Wer Glück hat, kann sich noch Winterstiefel und eine Winter-Militäruniform sichern – aber diese ist entweder zu gross oder zu klein. Standard-Grössen sind vergriffen. Auch Thermounterwäsche, Handschuhe, Schutzbrillen und Socken werden fleissig leer gekauft.
«Das Wichtigste fehlt», sagt eine Verkäuferin in Irkutsk zum Onlineportal «Ircity.ru». «Ich hab gerade die letzten zwei Schusswesten verkauft. Jetzt hab ich nur noch zwei Rucksäcke übrig – das ist alles!» Die Panikkäufe könne sie nachvollziehen. «Was ihnen das Militär gibt, ist zum Wegwerfen», beschwert sie sich.

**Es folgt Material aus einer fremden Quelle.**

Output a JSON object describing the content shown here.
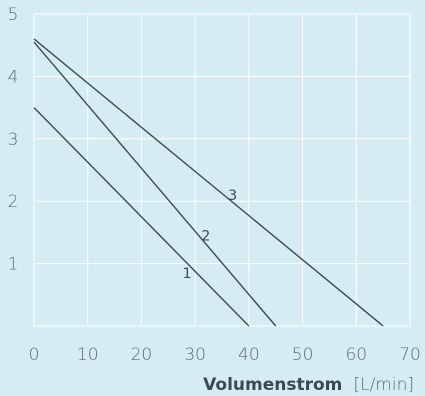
{
  "chart_data": {
    "type": "line",
    "title": "",
    "xlabel": "Volumenstrom",
    "xunit": "[L/min]",
    "ylabel": "",
    "xlim": [
      0,
      70
    ],
    "ylim": [
      0,
      5
    ],
    "xticks": [
      "0",
      "10",
      "20",
      "30",
      "40",
      "50",
      "60",
      "70"
    ],
    "yticks": [
      "1",
      "2",
      "3",
      "4",
      "5"
    ],
    "grid": true,
    "series": [
      {
        "name": "1",
        "x": [
          0,
          40
        ],
        "y": [
          3.5,
          0
        ],
        "label_at": [
          28.5,
          0.85
        ]
      },
      {
        "name": "2",
        "x": [
          0,
          45
        ],
        "y": [
          4.55,
          0
        ],
        "label_at": [
          32,
          1.45
        ]
      },
      {
        "name": "3",
        "x": [
          0,
          65
        ],
        "y": [
          4.6,
          0
        ],
        "label_at": [
          37,
          2.1
        ]
      }
    ]
  },
  "colors": {
    "background": "#d6ecf3",
    "grid": "#ffffff",
    "line": "#3b4a52",
    "text": "#5a6b73"
  }
}
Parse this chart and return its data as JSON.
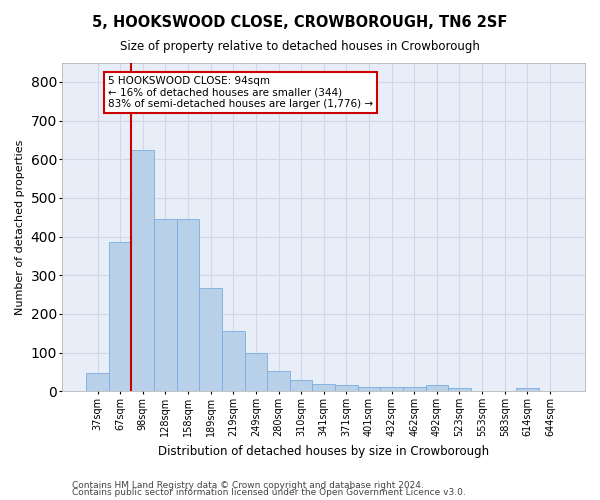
{
  "title": "5, HOOKSWOOD CLOSE, CROWBOROUGH, TN6 2SF",
  "subtitle": "Size of property relative to detached houses in Crowborough",
  "xlabel": "Distribution of detached houses by size in Crowborough",
  "ylabel": "Number of detached properties",
  "categories": [
    "37sqm",
    "67sqm",
    "98sqm",
    "128sqm",
    "158sqm",
    "189sqm",
    "219sqm",
    "249sqm",
    "280sqm",
    "310sqm",
    "341sqm",
    "371sqm",
    "401sqm",
    "432sqm",
    "462sqm",
    "492sqm",
    "523sqm",
    "553sqm",
    "583sqm",
    "614sqm",
    "644sqm"
  ],
  "values": [
    47,
    385,
    625,
    445,
    445,
    268,
    155,
    98,
    52,
    30,
    18,
    17,
    12,
    12,
    12,
    15,
    8,
    0,
    0,
    8,
    0
  ],
  "bar_color": "#b8d0e8",
  "bar_edge_color": "#7aade0",
  "bg_color": "#e8eef8",
  "grid_color": "#d0d8e8",
  "vline_color": "#cc0000",
  "vline_x_idx": 1.5,
  "annotation_text": "5 HOOKSWOOD CLOSE: 94sqm\n← 16% of detached houses are smaller (344)\n83% of semi-detached houses are larger (1,776) →",
  "ann_box_fc": "#ffffff",
  "ann_box_ec": "#cc0000",
  "ylim": [
    0,
    850
  ],
  "yticks": [
    0,
    100,
    200,
    300,
    400,
    500,
    600,
    700,
    800
  ],
  "fig_width": 6.0,
  "fig_height": 5.0,
  "dpi": 100,
  "footer1": "Contains HM Land Registry data © Crown copyright and database right 2024.",
  "footer2": "Contains public sector information licensed under the Open Government Licence v3.0."
}
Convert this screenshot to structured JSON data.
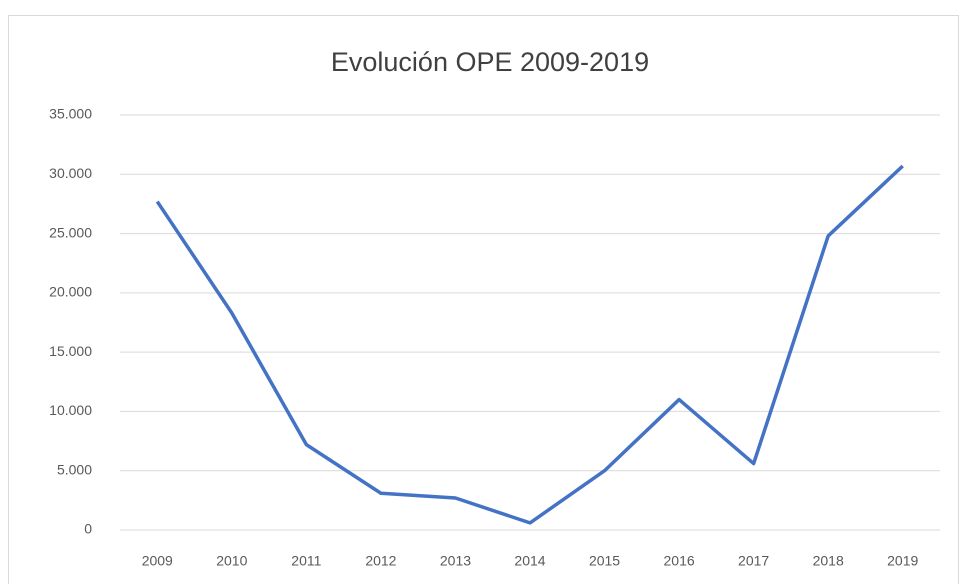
{
  "chart_data": {
    "type": "line",
    "title": "Evolución OPE 2009-2019",
    "categories": [
      "2009",
      "2010",
      "2011",
      "2012",
      "2013",
      "2014",
      "2015",
      "2016",
      "2017",
      "2018",
      "2019"
    ],
    "series": [
      {
        "name": "OPE",
        "color": "#4472c4",
        "values": [
          27700,
          18300,
          7200,
          3100,
          2700,
          600,
          5000,
          11000,
          5600,
          24800,
          30700
        ]
      }
    ],
    "ylim": [
      0,
      35000
    ],
    "yticks": [
      0,
      {
        "value": 5000,
        "label": "5.000"
      },
      {
        "value": 10000,
        "label": "10.000"
      },
      {
        "value": 15000,
        "label": "15.000"
      },
      {
        "value": 20000,
        "label": "20.000"
      },
      {
        "value": 25000,
        "label": "25.000"
      },
      {
        "value": 30000,
        "label": "30.000"
      },
      {
        "value": 35000,
        "label": "35.000"
      }
    ],
    "grid": true
  }
}
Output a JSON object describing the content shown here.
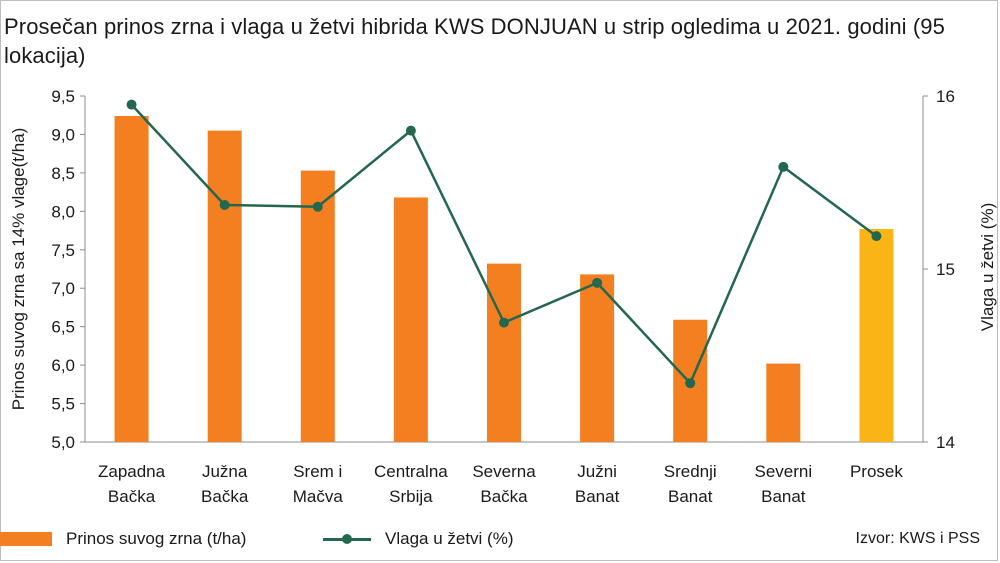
{
  "title": "Prosečan prinos zrna i vlaga u žetvi hibrida KWS DONJUAN u strip ogledima u 2021. godini (95 lokacija)",
  "source": "Izvor: KWS i PSS",
  "colors": {
    "bar": "#f47f20",
    "bar_highlight": "#fbb415",
    "line": "#23684e",
    "axis": "#8c8c8c"
  },
  "legend": {
    "bar_label": "Prinos suvog zrna (t/ha)",
    "line_label": "Vlaga u žetvi (%)"
  },
  "chart_data": {
    "type": "bar",
    "title": "Prosečan prinos zrna i vlaga u žetvi hibrida KWS DONJUAN u strip ogledima u 2021. godini (95 lokacija)",
    "categories": [
      [
        "Zapadna",
        "Bačka"
      ],
      [
        "Južna",
        "Bačka"
      ],
      [
        "Srem i",
        "Mačva"
      ],
      [
        "Centralna",
        "Srbija"
      ],
      [
        "Severna",
        "Bačka"
      ],
      [
        "Južni",
        "Banat"
      ],
      [
        "Srednji",
        "Banat"
      ],
      [
        "Severni",
        "Banat"
      ],
      [
        "Prosek"
      ]
    ],
    "highlight_index": 8,
    "series": [
      {
        "name": "Prinos suvog zrna (t/ha)",
        "type": "bar",
        "axis": "left",
        "values": [
          9.24,
          9.05,
          8.53,
          8.18,
          7.32,
          7.18,
          6.59,
          6.02,
          7.77
        ]
      },
      {
        "name": "Vlaga u žetvi (%)",
        "type": "line",
        "axis": "right",
        "values": [
          15.95,
          15.37,
          15.36,
          15.8,
          14.69,
          14.92,
          14.34,
          15.59,
          15.19
        ]
      }
    ],
    "ylabel": "Prinos suvog zrna sa 14% vlage(t/ha)",
    "y2label": "Vlaga u žetvi (%)",
    "ylim": [
      5.0,
      9.5
    ],
    "y2lim": [
      14,
      16
    ],
    "yticks": [
      "5,0",
      "5,5",
      "6,0",
      "6,5",
      "7,0",
      "7,5",
      "8,0",
      "8,5",
      "9,0",
      "9,5"
    ],
    "y2ticks": [
      "14",
      "15",
      "16"
    ],
    "grid": false
  }
}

Generell herrscht grosse Unsicherheit darüber, was die Soldaten im Kriegsgebiet erhalten. «Den Elite-Truppen stellen sie alles zur Verfügung, aber den Mobilisierten eben nicht», sagt ein anderer Verkäufer. Die Listen machen zumindest den Eindruck, dass es nicht genug militärische Ausrüstung an der Front gibt.
«Wenn ich sterbe, nutzen meine Schuhe einem anderen»
Diese Sorge teilt ein junger Mann, der befürchtet, bald in die Ukraine zu müssen. «Wer weiss, was die uns dort geben. Hier habe ich mir warme Schuhe gekauft», sagt er. «Und wenn sie mich umbringen, wird man sie mir ausziehen und jemand anderes wird es gut in ihnen haben.»
Nicht nur Tarnkleidung und Schuhe sind gefragt, auch das Tastenhandy feiert ein regelrechtes Comeback auf dem russischen Markt, schreibt «Magan Media». Denn an die Front dürfen die russischen Soldaten keine Smartphones oder Handys mit Kamera mitbringen. Doch auch in Elektrogeschäften finden sich derzeit hauptsächlich leere Regale oder sehr teure Handys. Die Nachfrage ist laut Händlern doppelt so hoch wie vor der Teilmobilmachung.
Hohe Nachfrage lässt Preise steigen
Analysen von der Website LikeStats zeigen, wie stark die Suchanfragen für militärische Ausrüstung gestiegen sind, seit Wladimir Putin (69) am 21. September die Teilmobilmachung verkündete. So hat das Verkaufsvolumen beim Onlinehändler Wildberries um 315 Prozent zugenommen. In der entsprechenden Kategorie wurden in einem Monat 19'000 verschiedene Militärartikel verkauft – das sind 13'300 mehr als im August.
Die hohe Nachfrage treibt auch die Preise nach oben. Ein Verkäufer in Irkutsk sagt: «Die Preise steigen wie verrückt. Was im April noch 3000 bis 4000 Rubel (48 bis 65 Franken) kostete, kostet jetzt 8000 bis 9000 Rubel (128 bis 145 Franken).» Und das, obwohl die wichtigsten Teile fehlen. «Die Leute kaufen es trotzdem, was bleibt ihnen anderes übrig?» Eine Schussweste soll im Januar 7000 Rubel (112 Franken) gekostet haben, heute erhält man sie für 135'000 Rubel, umgerechnet sind das 2169 Franken. Die Anbieter geben an, dass eine Schutzausrüstung ohne Schussweste zwischen 50’000 und 100’000 Rubel kostet (zwischen 815 und 1627 Franken).
Keine Preiserhöhung bei Medikamenten
Die Händler und Lieferanten schieben einander die Schuld zu. Jetzt will eine Kontrollbehörde, die den fairen Wettbewerb schützt, die Situation überprüfen und allenfalls die Schuldigen, die sich an der Situation bereichern, zur Rechenschaft ziehen, berichtet «Forbes». Fest steht: Die Fabriken kommen nicht mit den Lieferungen hinterher. «Russland hat grossartige Waffen, aber die Kleidung – wir haben einfach nicht genug und die Lieferungen verzögern sich», erklärt ein Verkäufer aus Irkutsk.
Auch die Medikamente müssen Reservisten selber kaufen. Immerhin: Hier sind keine Defizite und Preiserhöhungen festzustellen. Um sich an die neue Nahrung an der Front zu gewöhnen, sollen die Reservisten auch Mittel gegen Durchfall, Schmerztabletten und Antibiotika mitnehmen. Zum Versorgen der Wunden benötigen die Soldaten Tourniquets, Pflaster und Salben gegen Verbrennungen.